Big news: Microsoft has been named a Leader in the 2025 Gartner® Magic Quadrant™ for AI Application Development Platforms. This recognition isn’t just a badge—it’s validation of the work we’ve done to make AI development faster, smarter, and more enterprise-ready.
Behind the scenes, my team and I faced a challenge that every product leader knows well: hundreds of detailed questions from analysts about our platform. These questionnaires are massive, multi-sheet spreadsheets full of nuanced queries. Answering them accurately and consistently is critical, but doing it manually is a time sink.
So we turned to the very technology that earned us this leadership position: the new Microsoft Agent Framework.
Building an Agent to Answer Hundreds of Questions
The Microsoft Agent Framework brings together ideas from Semantic Kernel and AutoGen into the most complete multi-language, multi-agent workflow builder on the market today. To put it to the test, I built the third version of my questionnaire-answering app, a system designed to automate the process of responding to those sprawling analyst questionnaires.

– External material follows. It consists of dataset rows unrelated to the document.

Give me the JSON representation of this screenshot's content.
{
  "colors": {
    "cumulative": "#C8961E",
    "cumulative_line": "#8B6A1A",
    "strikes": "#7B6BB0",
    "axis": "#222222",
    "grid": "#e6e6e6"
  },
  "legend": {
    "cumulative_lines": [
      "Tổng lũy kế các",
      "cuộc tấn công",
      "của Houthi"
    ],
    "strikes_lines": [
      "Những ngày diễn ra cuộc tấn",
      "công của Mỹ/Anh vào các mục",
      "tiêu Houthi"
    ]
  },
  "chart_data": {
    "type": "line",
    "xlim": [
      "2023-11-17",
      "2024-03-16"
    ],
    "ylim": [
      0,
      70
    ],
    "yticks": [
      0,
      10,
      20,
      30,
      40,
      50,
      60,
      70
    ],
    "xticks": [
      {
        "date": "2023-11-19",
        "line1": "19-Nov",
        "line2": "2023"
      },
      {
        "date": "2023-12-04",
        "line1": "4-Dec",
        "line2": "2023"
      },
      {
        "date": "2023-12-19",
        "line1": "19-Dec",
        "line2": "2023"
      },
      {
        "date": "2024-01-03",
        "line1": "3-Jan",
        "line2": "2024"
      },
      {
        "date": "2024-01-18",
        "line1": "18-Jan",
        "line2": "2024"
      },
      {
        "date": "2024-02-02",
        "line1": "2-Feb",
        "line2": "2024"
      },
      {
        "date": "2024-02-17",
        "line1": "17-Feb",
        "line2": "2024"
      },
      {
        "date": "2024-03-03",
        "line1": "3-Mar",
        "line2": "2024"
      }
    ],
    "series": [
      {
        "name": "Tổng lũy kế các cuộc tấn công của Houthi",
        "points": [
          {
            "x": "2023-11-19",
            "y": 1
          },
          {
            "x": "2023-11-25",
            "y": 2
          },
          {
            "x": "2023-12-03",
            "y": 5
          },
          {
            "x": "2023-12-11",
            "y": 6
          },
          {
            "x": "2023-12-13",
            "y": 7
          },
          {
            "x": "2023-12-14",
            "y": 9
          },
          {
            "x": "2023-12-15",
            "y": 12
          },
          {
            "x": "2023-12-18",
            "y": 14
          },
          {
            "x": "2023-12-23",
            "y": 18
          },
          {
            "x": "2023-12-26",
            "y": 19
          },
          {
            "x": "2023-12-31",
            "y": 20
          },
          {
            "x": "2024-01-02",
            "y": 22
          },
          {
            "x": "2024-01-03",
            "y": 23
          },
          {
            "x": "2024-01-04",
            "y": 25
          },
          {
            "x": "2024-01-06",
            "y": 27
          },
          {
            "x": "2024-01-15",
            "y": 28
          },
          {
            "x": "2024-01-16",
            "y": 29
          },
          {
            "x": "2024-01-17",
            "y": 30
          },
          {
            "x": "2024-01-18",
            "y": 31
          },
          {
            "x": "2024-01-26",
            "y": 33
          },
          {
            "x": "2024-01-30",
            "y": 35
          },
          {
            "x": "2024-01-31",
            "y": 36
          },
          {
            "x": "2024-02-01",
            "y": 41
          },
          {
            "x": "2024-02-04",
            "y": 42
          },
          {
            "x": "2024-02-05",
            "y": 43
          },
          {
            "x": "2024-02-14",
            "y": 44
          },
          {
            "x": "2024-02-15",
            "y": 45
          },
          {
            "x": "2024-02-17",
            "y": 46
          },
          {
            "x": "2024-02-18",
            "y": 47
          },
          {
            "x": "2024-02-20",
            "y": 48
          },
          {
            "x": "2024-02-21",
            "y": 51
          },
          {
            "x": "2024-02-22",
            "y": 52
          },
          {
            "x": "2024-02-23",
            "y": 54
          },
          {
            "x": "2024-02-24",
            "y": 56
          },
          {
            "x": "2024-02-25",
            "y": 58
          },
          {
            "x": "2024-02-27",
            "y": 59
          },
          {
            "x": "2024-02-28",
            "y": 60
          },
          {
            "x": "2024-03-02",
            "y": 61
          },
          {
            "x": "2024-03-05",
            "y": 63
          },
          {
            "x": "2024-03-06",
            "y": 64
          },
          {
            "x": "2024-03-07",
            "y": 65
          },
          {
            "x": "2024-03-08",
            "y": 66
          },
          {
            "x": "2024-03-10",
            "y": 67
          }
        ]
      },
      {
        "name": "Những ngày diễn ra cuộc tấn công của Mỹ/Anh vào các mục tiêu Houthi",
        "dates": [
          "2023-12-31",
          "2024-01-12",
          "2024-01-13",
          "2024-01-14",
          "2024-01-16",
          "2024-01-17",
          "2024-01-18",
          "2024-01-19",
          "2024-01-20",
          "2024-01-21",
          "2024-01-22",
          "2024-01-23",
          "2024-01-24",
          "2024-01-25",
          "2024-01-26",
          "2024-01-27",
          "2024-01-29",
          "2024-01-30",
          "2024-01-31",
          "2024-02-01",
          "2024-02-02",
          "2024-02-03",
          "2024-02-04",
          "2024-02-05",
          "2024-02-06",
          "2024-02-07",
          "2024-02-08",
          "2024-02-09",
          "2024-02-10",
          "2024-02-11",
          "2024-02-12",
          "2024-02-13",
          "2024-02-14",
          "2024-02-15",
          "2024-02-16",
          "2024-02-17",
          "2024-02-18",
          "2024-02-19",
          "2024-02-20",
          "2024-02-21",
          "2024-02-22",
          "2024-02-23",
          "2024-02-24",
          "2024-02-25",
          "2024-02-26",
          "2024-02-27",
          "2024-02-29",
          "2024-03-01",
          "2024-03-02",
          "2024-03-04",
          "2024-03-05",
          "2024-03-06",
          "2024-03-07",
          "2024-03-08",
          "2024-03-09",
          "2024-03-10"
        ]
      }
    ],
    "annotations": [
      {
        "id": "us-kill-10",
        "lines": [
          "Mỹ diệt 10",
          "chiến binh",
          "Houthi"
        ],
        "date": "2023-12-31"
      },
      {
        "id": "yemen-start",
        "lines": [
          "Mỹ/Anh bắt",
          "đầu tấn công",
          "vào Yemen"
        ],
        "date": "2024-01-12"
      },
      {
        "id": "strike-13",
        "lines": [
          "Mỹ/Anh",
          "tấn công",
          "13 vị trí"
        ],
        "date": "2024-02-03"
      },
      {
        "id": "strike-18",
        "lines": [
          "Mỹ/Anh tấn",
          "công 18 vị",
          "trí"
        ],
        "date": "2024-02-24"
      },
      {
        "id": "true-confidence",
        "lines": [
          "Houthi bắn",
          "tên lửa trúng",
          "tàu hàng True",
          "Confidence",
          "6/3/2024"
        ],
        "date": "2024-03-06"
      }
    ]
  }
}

Here’s how it works. Three specialized agents form the core:
- Question Answerer: Generates the initial response.
- Answer Checker: Validates accuracy and tone.
- Link Checker: Ensures every reference link is valid.

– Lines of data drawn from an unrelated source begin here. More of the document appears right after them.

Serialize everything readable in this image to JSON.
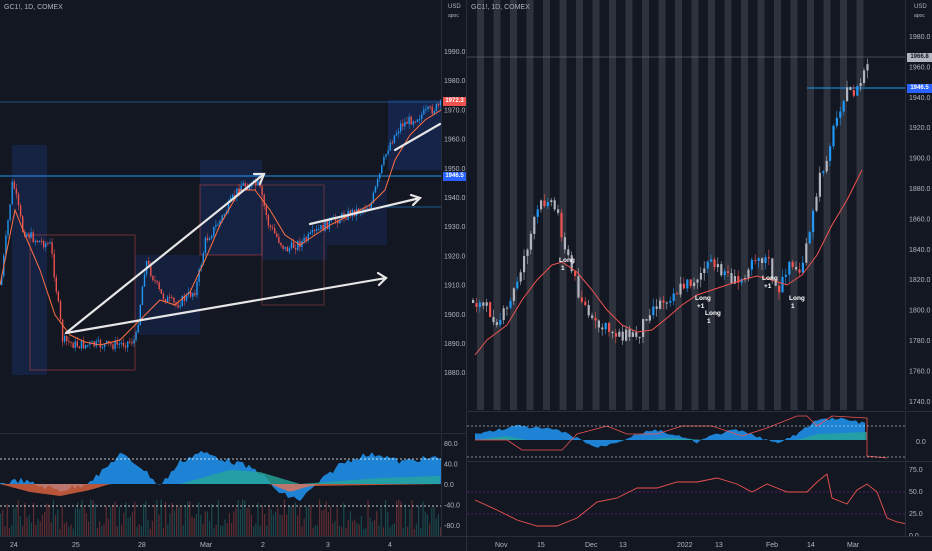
{
  "left_chart": {
    "symbol": "GC1!, 1D, COMEX",
    "price_axis": [
      "1990.0",
      "1980.0",
      "1970.0",
      "1960.0",
      "1950.0",
      "1940.0",
      "1930.0",
      "1920.0",
      "1910.0",
      "1900.0",
      "1890.0",
      "1880.0"
    ],
    "price_label_1": "1972.3",
    "price_label_2": "1946.5",
    "osc_axis": [
      "80.0",
      "40.0",
      "0.0",
      "-40.0",
      "-80.0"
    ],
    "time_axis": [
      "24",
      "25",
      "28",
      "Mar",
      "2",
      "3",
      "4"
    ],
    "colors": {
      "up": "#2196f3",
      "down": "#ef5350",
      "ma": "#ff7043",
      "box": "#2962ff",
      "arrow": "#ffffff"
    }
  },
  "right_chart": {
    "symbol": "GC1!, 1D, COMEX",
    "currency": "USD",
    "currency_sub": "apoc",
    "price_axis": [
      "1980.0",
      "1960.0",
      "1940.0",
      "1920.0",
      "1900.0",
      "1880.0",
      "1860.0",
      "1840.0",
      "1820.0",
      "1800.0",
      "1780.0",
      "1760.0",
      "1740.0"
    ],
    "price_label_1": "1966.8",
    "price_label_2": "1946.5",
    "osc1_axis": [
      "0.0"
    ],
    "osc2_axis": [
      "75.0",
      "50.0",
      "25.0",
      "0.0"
    ],
    "time_axis": [
      "Nov",
      "15",
      "Dec",
      "13",
      "2022",
      "13",
      "Feb",
      "14",
      "Mar"
    ],
    "signals": [
      "Long",
      "Long",
      "Long",
      "Long",
      "Long"
    ],
    "signal_vals": [
      "1",
      "+1",
      "1",
      "+1",
      "1"
    ]
  },
  "left_currency": {
    "currency": "USD",
    "currency_sub": "apoc"
  }
}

This team of agents doesn’t just answer questions; it collaborates, debates, and iterates until the output meets our standards. This is what’s colloquially known as a “maker-checker pattern.” And yes, the repo is public: https://github.com/mcasalaina/QuestionnaireAgent_v3.
From Spec to Reality With Structured Vibe Coding
This is the third iteration of this agentic system. This time, I used Spec Kit, an AI-powered tool that breaks down requirements into user stories, functional specs, and success criteria. It even interviews you with multiple-choice questions, like how to handle edge cases you hadn’t considered. This works wonderfully with structured vibe coding, a process I've blogged about in the past, in which you give an agent like GitHub Copilot a fully fleshed-out spec to ensure it builds exactly what you’re looking for.
Teams of Agents
To continue improving my Questionnaire Agent, I filed Issues in GitHub, and then assigned these issues to GitHub Copilot. I could assign many of these issues at once, and GitHub Copilot spawns an asynchronous coding agent for each, fixing them all at the same time. As the “manager” of this team of coding agents, I review and test their pull requests, and sometimes resolve conflicts if multiple agents edit the same section of code. It is a very effective way to divide the work among a team of agents.

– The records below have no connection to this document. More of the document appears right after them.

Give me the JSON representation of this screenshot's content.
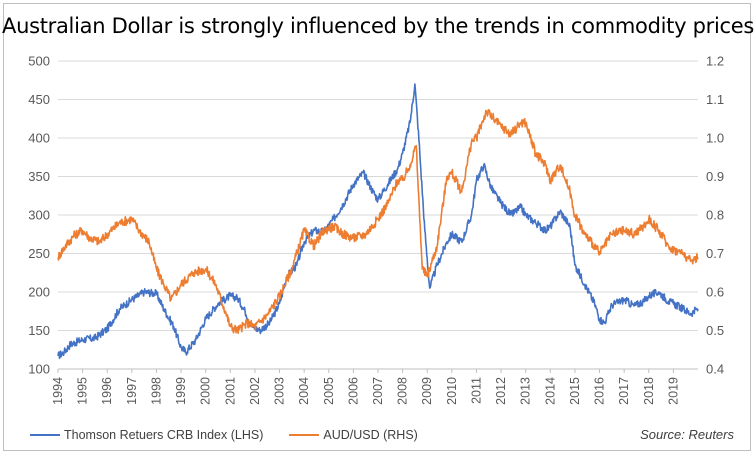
{
  "chart_data": {
    "type": "line",
    "title": "Australian Dollar is strongly influenced by the trends in commodity prices",
    "source": "Source: Reuters",
    "x_ticks": [
      "1994",
      "1995",
      "1996",
      "1997",
      "1998",
      "1999",
      "2000",
      "2001",
      "2002",
      "2003",
      "2004",
      "2005",
      "2006",
      "2007",
      "2008",
      "2009",
      "2010",
      "2011",
      "2012",
      "2013",
      "2014",
      "2015",
      "2016",
      "2017",
      "2018",
      "2019"
    ],
    "y_left": {
      "ticks": [
        "100",
        "150",
        "200",
        "250",
        "300",
        "350",
        "400",
        "450",
        "500"
      ],
      "ylim": [
        100,
        500
      ]
    },
    "y_right": {
      "ticks": [
        "0.4",
        "0.5",
        "0.6",
        "0.7",
        "0.8",
        "0.9",
        "1.0",
        "1.1",
        "1.2"
      ],
      "ylim": [
        0.4,
        1.2
      ]
    },
    "xlim": [
      1994.0,
      2020.0
    ],
    "grid": "horizontal",
    "legend_position": "bottom",
    "series": [
      {
        "name": "Thomson Retuers CRB Index (LHS)",
        "axis": "left",
        "color": "#4472C4",
        "points": [
          [
            1994.0,
            117
          ],
          [
            1994.25,
            122
          ],
          [
            1994.5,
            132
          ],
          [
            1995.0,
            138
          ],
          [
            1995.5,
            140
          ],
          [
            1996.0,
            152
          ],
          [
            1996.5,
            178
          ],
          [
            1997.0,
            190
          ],
          [
            1997.5,
            200
          ],
          [
            1998.0,
            198
          ],
          [
            1998.3,
            178
          ],
          [
            1998.7,
            155
          ],
          [
            1999.0,
            128
          ],
          [
            1999.2,
            122
          ],
          [
            1999.6,
            138
          ],
          [
            2000.0,
            165
          ],
          [
            2000.5,
            185
          ],
          [
            2001.0,
            195
          ],
          [
            2001.3,
            192
          ],
          [
            2001.6,
            175
          ],
          [
            2001.9,
            155
          ],
          [
            2002.2,
            150
          ],
          [
            2002.6,
            160
          ],
          [
            2003.0,
            185
          ],
          [
            2003.3,
            220
          ],
          [
            2003.7,
            235
          ],
          [
            2004.0,
            265
          ],
          [
            2004.4,
            280
          ],
          [
            2004.8,
            278
          ],
          [
            2005.2,
            295
          ],
          [
            2005.6,
            315
          ],
          [
            2006.0,
            340
          ],
          [
            2006.4,
            355
          ],
          [
            2006.8,
            330
          ],
          [
            2007.0,
            320
          ],
          [
            2007.4,
            340
          ],
          [
            2007.8,
            360
          ],
          [
            2008.0,
            380
          ],
          [
            2008.3,
            420
          ],
          [
            2008.5,
            470
          ],
          [
            2008.7,
            380
          ],
          [
            2008.9,
            280
          ],
          [
            2009.1,
            205
          ],
          [
            2009.4,
            235
          ],
          [
            2009.8,
            265
          ],
          [
            2010.0,
            275
          ],
          [
            2010.4,
            265
          ],
          [
            2010.8,
            300
          ],
          [
            2011.0,
            345
          ],
          [
            2011.3,
            365
          ],
          [
            2011.6,
            335
          ],
          [
            2012.0,
            315
          ],
          [
            2012.4,
            300
          ],
          [
            2012.8,
            310
          ],
          [
            2013.0,
            300
          ],
          [
            2013.4,
            290
          ],
          [
            2013.8,
            280
          ],
          [
            2014.0,
            285
          ],
          [
            2014.4,
            305
          ],
          [
            2014.8,
            285
          ],
          [
            2015.0,
            235
          ],
          [
            2015.4,
            210
          ],
          [
            2015.8,
            185
          ],
          [
            2016.0,
            165
          ],
          [
            2016.2,
            160
          ],
          [
            2016.5,
            183
          ],
          [
            2017.0,
            190
          ],
          [
            2017.4,
            182
          ],
          [
            2017.8,
            188
          ],
          [
            2018.0,
            195
          ],
          [
            2018.4,
            200
          ],
          [
            2018.8,
            188
          ],
          [
            2019.0,
            185
          ],
          [
            2019.4,
            178
          ],
          [
            2019.7,
            172
          ],
          [
            2020.0,
            178
          ]
        ]
      },
      {
        "name": "AUD/USD (RHS)",
        "axis": "right",
        "color": "#ED7D31",
        "points": [
          [
            1994.0,
            0.69
          ],
          [
            1994.3,
            0.72
          ],
          [
            1994.7,
            0.75
          ],
          [
            1995.0,
            0.76
          ],
          [
            1995.3,
            0.74
          ],
          [
            1995.7,
            0.73
          ],
          [
            1996.0,
            0.75
          ],
          [
            1996.5,
            0.78
          ],
          [
            1997.0,
            0.79
          ],
          [
            1997.3,
            0.76
          ],
          [
            1997.7,
            0.73
          ],
          [
            1998.0,
            0.66
          ],
          [
            1998.3,
            0.62
          ],
          [
            1998.6,
            0.58
          ],
          [
            1999.0,
            0.62
          ],
          [
            1999.5,
            0.65
          ],
          [
            2000.0,
            0.66
          ],
          [
            2000.4,
            0.62
          ],
          [
            2000.8,
            0.55
          ],
          [
            2001.0,
            0.51
          ],
          [
            2001.3,
            0.5
          ],
          [
            2001.7,
            0.52
          ],
          [
            2002.0,
            0.51
          ],
          [
            2002.5,
            0.54
          ],
          [
            2003.0,
            0.59
          ],
          [
            2003.5,
            0.66
          ],
          [
            2004.0,
            0.76
          ],
          [
            2004.4,
            0.72
          ],
          [
            2004.8,
            0.76
          ],
          [
            2005.2,
            0.77
          ],
          [
            2005.6,
            0.75
          ],
          [
            2006.0,
            0.74
          ],
          [
            2006.5,
            0.75
          ],
          [
            2007.0,
            0.79
          ],
          [
            2007.4,
            0.83
          ],
          [
            2007.8,
            0.89
          ],
          [
            2008.0,
            0.89
          ],
          [
            2008.3,
            0.93
          ],
          [
            2008.55,
            0.98
          ],
          [
            2008.8,
            0.66
          ],
          [
            2009.0,
            0.64
          ],
          [
            2009.4,
            0.72
          ],
          [
            2009.8,
            0.9
          ],
          [
            2010.0,
            0.91
          ],
          [
            2010.4,
            0.86
          ],
          [
            2010.8,
            0.99
          ],
          [
            2011.0,
            1.0
          ],
          [
            2011.4,
            1.07
          ],
          [
            2011.7,
            1.05
          ],
          [
            2012.0,
            1.03
          ],
          [
            2012.4,
            1.01
          ],
          [
            2012.8,
            1.04
          ],
          [
            2013.0,
            1.04
          ],
          [
            2013.4,
            0.96
          ],
          [
            2013.8,
            0.93
          ],
          [
            2014.0,
            0.89
          ],
          [
            2014.4,
            0.93
          ],
          [
            2014.8,
            0.86
          ],
          [
            2015.0,
            0.8
          ],
          [
            2015.4,
            0.75
          ],
          [
            2015.8,
            0.72
          ],
          [
            2016.0,
            0.7
          ],
          [
            2016.5,
            0.75
          ],
          [
            2017.0,
            0.76
          ],
          [
            2017.4,
            0.75
          ],
          [
            2017.8,
            0.77
          ],
          [
            2018.0,
            0.79
          ],
          [
            2018.4,
            0.76
          ],
          [
            2018.8,
            0.72
          ],
          [
            2019.0,
            0.71
          ],
          [
            2019.4,
            0.7
          ],
          [
            2019.7,
            0.68
          ],
          [
            2020.0,
            0.69
          ]
        ]
      }
    ]
  }
}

And I applied a similar "divide and conquer" principle to my own Questionnaire Agent – I made it run three teams of agents in parallel, each tackling different questions on the questionnaire at the same time. That’s a team of teams of agents, and it gets the job done.
Why This Matters
This isn’t just a cool demo. It’s a glimpse into how AI can transform real workflows, whether you’re answering questionnaires, generating specs, or fixing bugs. The Microsoft Agent Framework makes it possible to orchestrate complex, multi-agent systems with ease, and it’s available now for developers everywhere.
The Questionnaire Agent’s answers are not perfect. My team and I reviewed every answer, often making revisions as needed. But with each iteration of this agent, it gets better, faster, and more sophisticated, and that saves us all valuable time.
So yes, Gartner recognized us as a Leader. But more importantly, we’re using these AI tools ourselves – because the future of AI isn’t just about building smarter apps. It’s about building apps that help you get stuff done.